The Alliance of Concerned Teachers (ACT) issued today a challenge to Department of Education (DepEd) Secretary Leonor Briones for a debate, to be witnessed by public school teachers, regarding the issue of salary increase. ACT said that teachers are ‘fed up’ with the education chief’s ‘distortion of facts, malicious innuendos and endless alibis to dissuade the clamor for substantial pay hike for teachers.’
“Sec. Briones is relentless in crusading against teachers’ pay hike, lately speaking before a conference of private school owners and giving media interviews in a bid to invalidate the bases of our just demand for better pay. Why don’t she tell these things in front of us teachers and give us the equal opportunity to refute her claims and prove her wrong?” said Joselyn Martinez, ACT National Chairperson.
Clarifying ‘special benefits’
Martinez cited Briones’ claim caught in a media interview that teachers receive allowances from local governments of about five to six figures as ‘the latest fabrication of the secretary to make it appear that teachers enjoy many perks, thus are not urgently in need of salary increase.’
“The fact is, only a minority of public school teachers get allowances from local governments, usually those in cities can afford such and at varying amounts, but its yearly sum would surely not exceed 15% of the teachers’ annual salaries,” stated Martinez.
Martinez hit Briones as well for mentioning ‘summer vacation leaves’ as one of the ‘exclusive benefits of teachers.’
“The secretary is not being precise. The truth is teachers are the only government employees who are not entitled to sick leave. If we’re absent, our salary will be deducted, or we can off-set it with advance labor that we have rendered. We have no regular salaries during summer vacation. What we get is the proportional vacation pay, which we earn by diligently completing the school days. The summer pay would even be deducted if we have absences during school days,” explained Martinez.
Martinez also bared that many deserving teachers were unable to avail of the special hardship allowance as DepEd made the guidelines so stringent that only those who cross mountains and rivers to get to schools were qualified. She cited as well that the ceiling cost set on hardship allowance is not even enough to cover the transportation expenses of teachers who teach in the most remote areas.
Martinez called attention to Sec. Briones’ ‘defensiveness’ when her compensation was being scrutinized by the public.
“The Secretary is being extra astute in differentiating salaries, allowances and actual expenses when her compensation is being examined but indiscriminately lumps everything together when teachers’ compensation is being discussed. This is a clear application of double standards to avert attention from the excessive pay of high officials and project that teachers’ compensation is larger than what it really is,” pointed Martinez.
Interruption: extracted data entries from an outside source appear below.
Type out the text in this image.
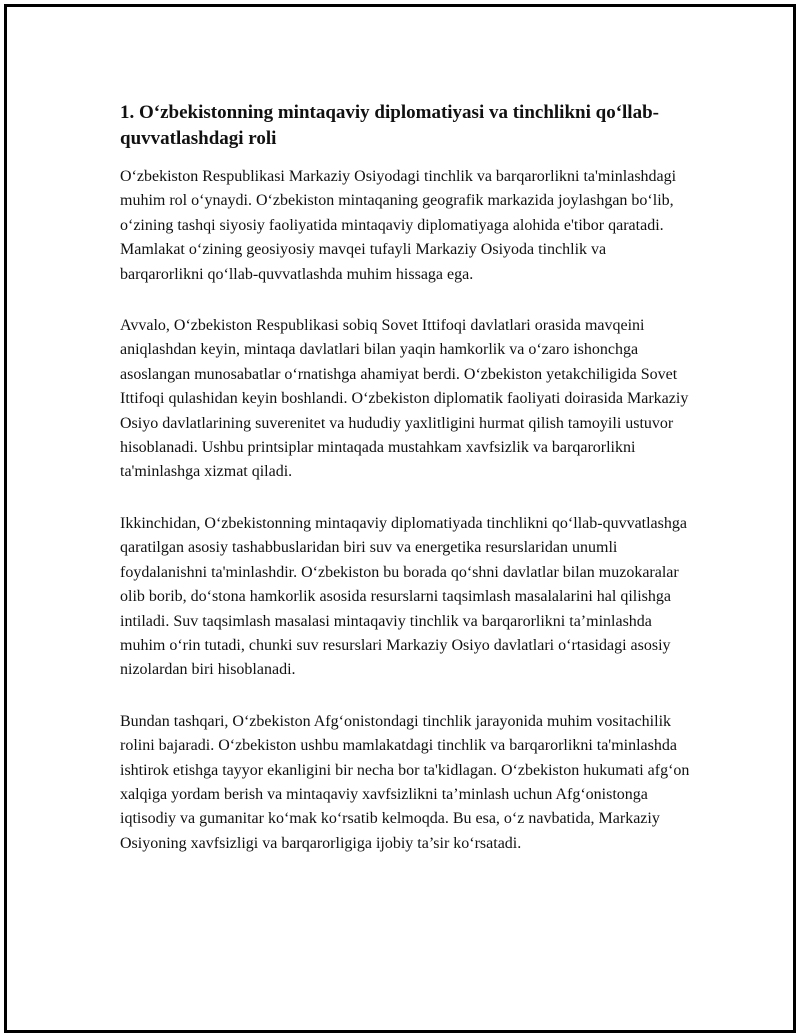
1. O‘zbekistonning mintaqaviy diplomatiyasi va tinchlikni qo‘llab-quvvatlashdagi roli

O‘zbekiston Respublikasi Markaziy Osiyodagi tinchlik va barqarorlikni ta'minlashdagi muhim rol o‘ynaydi. O‘zbekiston mintaqaning geografik markazida joylashgan bo‘lib, o‘zining tashqi siyosiy faoliyatida mintaqaviy diplomatiyaga alohida e'tibor qaratadi. Mamlakat o‘zining geosiyosiy mavqei tufayli Markaziy Osiyoda tinchlik va barqarorlikni qo‘llab-quvvatlashda muhim hissaga ega.

Avvalo, O‘zbekiston Respublikasi sobiq Sovet Ittifoqi davlatlari orasida mavqeini aniqlashdan keyin, mintaqa davlatlari bilan yaqin hamkorlik va o‘zaro ishonchga asoslangan munosabatlar o‘rnatishga ahamiyat berdi. O‘zbekiston yetakchiligida Sovet Ittifoqi qulashidan keyin boshlandi. O‘zbekiston diplomatik faoliyati doirasida Markaziy Osiyo davlatlarining suverenitet va hududiy yaxlitligini hurmat qilish tamoyili ustuvor hisoblanadi. Ushbu printsiplar mintaqada mustahkam xavfsizlik va barqarorlikni ta'minlashga xizmat qiladi.

Ikkinchidan, O‘zbekistonning mintaqaviy diplomatiyada tinchlikni qo‘llab-quvvatlashga qaratilgan asosiy tashabbuslaridan biri suv va energetika resurslaridan unumli foydalanishni ta'minlashdir. O‘zbekiston bu borada qo‘shni davlatlar bilan muzokaralar olib borib, do‘stona hamkorlik asosida resurslarni taqsimlash masalalarini hal qilishga intiladi. Suv taqsimlash masalasi mintaqaviy tinchlik va barqarorlikni ta’minlashda muhim o‘rin tutadi, chunki suv resurslari Markaziy Osiyo davlatlari o‘rtasidagi asosiy nizolardan biri hisoblanadi.

Bundan tashqari, O‘zbekiston Afg‘onistondagi tinchlik jarayonida muhim vositachilik rolini bajaradi. O‘zbekiston ushbu mamlakatdagi tinchlik va barqarorlikni ta'minlashda ishtirok etishga tayyor ekanligini bir necha bor ta'kidlagan. O‘zbekiston hukumati afg‘on xalqiga yordam berish va mintaqaviy xavfsizlikni ta’minlash uchun Afg‘onistonga iqtisodiy va gumanitar ko‘mak ko‘rsatib kelmoqda. Bu esa, o‘z navbatida, Markaziy Osiyoning xavfsizligi va barqarorligiga ijobiy ta’sir ko‘rsatadi.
DepEd earlier released a computation of Teacher I compensation amounting to Php30,873 monthly. The sum was derived by adding up the monthly salaries and all annual benefits, including those that are deducted for specific expenses like the clothing and chalk allowance, as well as the government counterpart contributions to GSIS, Philhealth, and PagIbig which do not pass through teachers’ hands.
Martinez said that the wide gap between salaries of teachers and other rank-and-file government employees on one hand, and the realistic computation of cost of living at present on the other, is enough basis to warrant the grant of substantial salary increase.
ACT prepares for the mobilization of a large contingent of teachers to rally on Pres. Duterte’s State of the Nation Address on July 22 to call for the fulfillment of the president’s promise of raising teachers’ pay.